Sfortunatamente, i difetti di Waiting for the Barbarians si estendono ben oltre la mera gestione dei personaggi, intaccando ed invalidando la quasi totalità della sceneggiatura - firmata, caso più unico che raro, dallo stesso autore del romanzo adattato. Una componente tematica, come affermato sopra, interessante e dalle derive contemporanee - che, se sfruttata a dovere, avrebbe potuto elevare e far emergere l’opera di Guerra - è il centro di gravitazione dell’intero comparto narrativo del film. Seppur con queste premesse, sarebbe però sbagliato non citare l’eredità filmica a cui questa componente fa riferimento. Sto parlando di grandi successi di pubblico e critica come Mission (1986), Balla coi lupi (1990) e L’ultimo dei Mohicani (1992) o, più generalmente, di quella stirpe cinematografica (e letteraria) di eroi caucasici che scelgono di schierarsi e sacrificare la propria vita per combattere l’oppressione e tirannia imposte dalla civiltà occidentale, nei confronti di una tribù indigena nemica o estranea. Via libera dunque a grandi temi come il concetto di violenza (intesa come guerra, vendetta o giustizia), l’odio nei confronti del diverso, una riflessione sulla barbarie - è barbaro chi vive selvaggiamente o chi lo diventa in nome di un bene superiore? - e al contrasto tra razionalità e sentimentalismo, mente e corpo, ordine e umanità, civiltà e primitività. Il risultato è purtroppo tanto allettante quanto semplicistico, a causa, principalmente, di una trattazione e di una traduzione visiva stanca e priva di quel guizzo necessario a differenziare Waiting for the Barbarians rispetto a quella stessa eredità.
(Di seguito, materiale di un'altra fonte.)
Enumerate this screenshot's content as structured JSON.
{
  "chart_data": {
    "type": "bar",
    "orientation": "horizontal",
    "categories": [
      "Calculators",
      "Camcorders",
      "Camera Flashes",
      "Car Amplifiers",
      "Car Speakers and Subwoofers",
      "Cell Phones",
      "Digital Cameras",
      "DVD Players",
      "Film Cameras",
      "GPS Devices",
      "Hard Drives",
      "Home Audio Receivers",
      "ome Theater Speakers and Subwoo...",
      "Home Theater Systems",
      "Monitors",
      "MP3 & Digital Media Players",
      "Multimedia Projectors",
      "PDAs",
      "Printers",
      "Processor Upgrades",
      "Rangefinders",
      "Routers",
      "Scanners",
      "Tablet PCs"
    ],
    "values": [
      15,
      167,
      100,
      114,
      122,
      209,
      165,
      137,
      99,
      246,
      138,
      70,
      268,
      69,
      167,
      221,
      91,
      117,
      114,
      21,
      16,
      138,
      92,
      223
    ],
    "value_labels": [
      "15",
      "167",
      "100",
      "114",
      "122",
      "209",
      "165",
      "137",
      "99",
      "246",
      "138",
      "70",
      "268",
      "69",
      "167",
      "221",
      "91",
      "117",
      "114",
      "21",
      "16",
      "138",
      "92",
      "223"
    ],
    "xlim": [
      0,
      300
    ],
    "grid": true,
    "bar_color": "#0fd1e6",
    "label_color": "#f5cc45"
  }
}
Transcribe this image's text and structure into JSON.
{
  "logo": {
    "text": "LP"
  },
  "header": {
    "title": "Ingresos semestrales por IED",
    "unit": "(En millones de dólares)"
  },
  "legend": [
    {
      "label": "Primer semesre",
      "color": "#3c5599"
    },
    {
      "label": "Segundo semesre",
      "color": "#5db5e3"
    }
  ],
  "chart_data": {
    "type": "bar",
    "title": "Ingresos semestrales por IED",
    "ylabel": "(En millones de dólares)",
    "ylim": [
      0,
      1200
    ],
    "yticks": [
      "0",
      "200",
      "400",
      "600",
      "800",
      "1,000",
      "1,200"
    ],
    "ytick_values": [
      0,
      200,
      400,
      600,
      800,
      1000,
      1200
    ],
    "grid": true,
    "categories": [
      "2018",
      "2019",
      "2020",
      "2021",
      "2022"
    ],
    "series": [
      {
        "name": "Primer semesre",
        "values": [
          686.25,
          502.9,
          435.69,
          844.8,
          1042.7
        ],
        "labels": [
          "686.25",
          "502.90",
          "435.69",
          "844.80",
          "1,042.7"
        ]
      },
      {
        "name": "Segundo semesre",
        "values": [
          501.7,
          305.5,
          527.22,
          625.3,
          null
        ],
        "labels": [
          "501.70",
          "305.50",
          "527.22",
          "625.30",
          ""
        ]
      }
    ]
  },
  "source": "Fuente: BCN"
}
Una sceneggiatura che non osa e non riesce ad attualizzarsi, caratterizzata da una superficialità imperante nella delineazione e spiegazione di contesto, ruoli, motivazioni e rapporti di causa-effetto - tradotta in un finale indeciso e castrante che vorrebbe rovesciare i canoni proprio di un Mission e di un L’ultimo dei Mohicani - traccia una generale linea produttiva anche per il parallelo comparto tecnico. Una regia prevalentemente ingessata e reiterata, contraddistinta da forti reminiscenze teatrali e fondata su punti macchina ostentati e ripetuti, dà vita ad una messa in scena che guarda al passato e non si rinnova, parzialmente riabilitata da una fotografia che valorizza delle ambientazioni desertiche, ventose e polverose estremamente suggestive e concilianti per l’occhio. Chiudono il discorso un ritmo altalenante, un montaggio sfilacciato e piatto ed una colonna sonora d’atmosfera, ma profondamente dimenticabile per una pellicola maschile - per non dire maschilista -, antiquata e congelata nel tempo che sviluppa le proprie argomentazioni in modo soggettivo e banale, scontrandosi, suo malgrado, con un’attuazione trascurata, anonima e fiacca e sprecando quasi interamente le proprie potenzialità. Personalmente, i barbari li sto ancora aspettando.